The Federal Communications Commission released the results of its Business Broadband Capability Survey conducted Dec. 2009 through Jan. 2010, confirming that businesses and broadband go hand-in-hand. The survey found that almost all businesses (95 percent) reported having at least one broadband connection. Most of those businesses (73 percent) had a DSL or dedicated line connection.

Other key findings:

  • Over half (54 percent) of businesses do not know their purchased Internet connection speed.
  • 63 percent of businesses report they are very satisfied with their current service
  • For businesses planning to upgrade their service, running new applications and improving communication with customers were the most reasons cited to do so.
  • 85 percent of businesses surveyed were not planning to upgrade their service in the next 12 months. A skepticism that speed would improve productivity and concerns about cost were the major reasons for not upgrading.
  • The most common uses of broadband were for buying products or supplies, researching and advertising online.
  • Overall, the media for spending on broadband was $125 per month, while the mean was $2,198.
  • The median for small businesses spending on broadband was $95.00 per month.

Netflix is a bandwidth hog. Who will pay?

Netflix is clogging up the Internet. There's a debate raging about who should pay for it -- but ultimately, it's going to be you.

The latest skirmish is a fracas between Comcast, which connects users to the Internet, and Level 3, which signed a deal three weeks ago to host and deliver Netflix's streaming videos to networks like Comcast's. Comcast ultimately delivers those videos to its paying broadband customers. The explosion of online video -- especially the movie-length content Netflix spotlights -- isn't an easy problem to fix. The amount of video watched online has nearly doubled in a year, to 15.1 hours per user per month, according to comScore. It is costs increasingly more to host and serve that content, and to build the infrastructure for the bandwidth that allows users to download it.

Someone has to pay for that. But who should it be? That's where it gets sticky: Both Comcast and Level 3 are playing on both sides of the fence. In addition to being one of the world's largest CDNs, Level 3 is also a so-called "tier 1" Internet backbone.
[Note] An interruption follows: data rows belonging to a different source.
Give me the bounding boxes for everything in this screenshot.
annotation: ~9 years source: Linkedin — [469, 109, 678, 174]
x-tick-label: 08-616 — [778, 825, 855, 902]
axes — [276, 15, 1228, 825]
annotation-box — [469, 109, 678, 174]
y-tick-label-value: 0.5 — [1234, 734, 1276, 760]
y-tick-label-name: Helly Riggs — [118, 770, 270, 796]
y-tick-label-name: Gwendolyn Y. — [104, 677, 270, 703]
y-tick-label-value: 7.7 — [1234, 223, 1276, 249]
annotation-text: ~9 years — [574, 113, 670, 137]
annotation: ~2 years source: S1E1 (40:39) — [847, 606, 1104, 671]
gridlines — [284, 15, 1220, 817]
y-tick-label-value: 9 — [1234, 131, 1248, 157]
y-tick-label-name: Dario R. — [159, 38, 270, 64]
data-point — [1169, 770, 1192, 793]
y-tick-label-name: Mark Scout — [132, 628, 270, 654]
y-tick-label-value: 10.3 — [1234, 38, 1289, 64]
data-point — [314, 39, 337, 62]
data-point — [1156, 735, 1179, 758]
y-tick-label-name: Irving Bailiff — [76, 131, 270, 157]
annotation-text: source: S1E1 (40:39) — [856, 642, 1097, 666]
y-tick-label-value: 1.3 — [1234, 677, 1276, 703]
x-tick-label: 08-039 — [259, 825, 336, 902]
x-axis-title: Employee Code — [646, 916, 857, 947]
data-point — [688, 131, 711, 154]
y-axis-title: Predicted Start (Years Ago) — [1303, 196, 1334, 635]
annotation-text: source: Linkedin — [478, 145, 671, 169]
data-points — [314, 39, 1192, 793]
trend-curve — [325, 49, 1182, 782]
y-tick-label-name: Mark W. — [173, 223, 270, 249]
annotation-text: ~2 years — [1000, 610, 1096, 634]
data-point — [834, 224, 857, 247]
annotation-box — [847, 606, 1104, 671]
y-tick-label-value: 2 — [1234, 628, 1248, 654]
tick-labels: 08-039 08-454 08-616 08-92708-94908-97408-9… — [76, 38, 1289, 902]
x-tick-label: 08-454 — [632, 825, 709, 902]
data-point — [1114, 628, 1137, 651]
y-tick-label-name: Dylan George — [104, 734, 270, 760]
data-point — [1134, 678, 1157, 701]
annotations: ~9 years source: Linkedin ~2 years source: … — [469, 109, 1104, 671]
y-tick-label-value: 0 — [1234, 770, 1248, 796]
It's one of around a dozen companies that provides major routes for data to flow between networks like Comcast and content networks (including its own) that host websites and videos. Level 3 squawked loudly about Comcast's fee demand, calling it a "clear abuse" of Comcast's market position and an act that "threatens the open Internet."

Yet Level 3 found itself in Comcast's shoes back in 2005. Feeling its peering agreement with fellow Internet backbone Cogent Communications unfairly taxed its network, Level 3 made the exact same argument that Comcast is making today, and even temporarily pulled the plug on its connection to Cogent, cutting off some parts of the Internet for millions of Cogent customers. Comcast is also playing on both sides of the argument, since it is a competitor to Netflix. It owns several cable channels and is in the process of buying NBC Universal.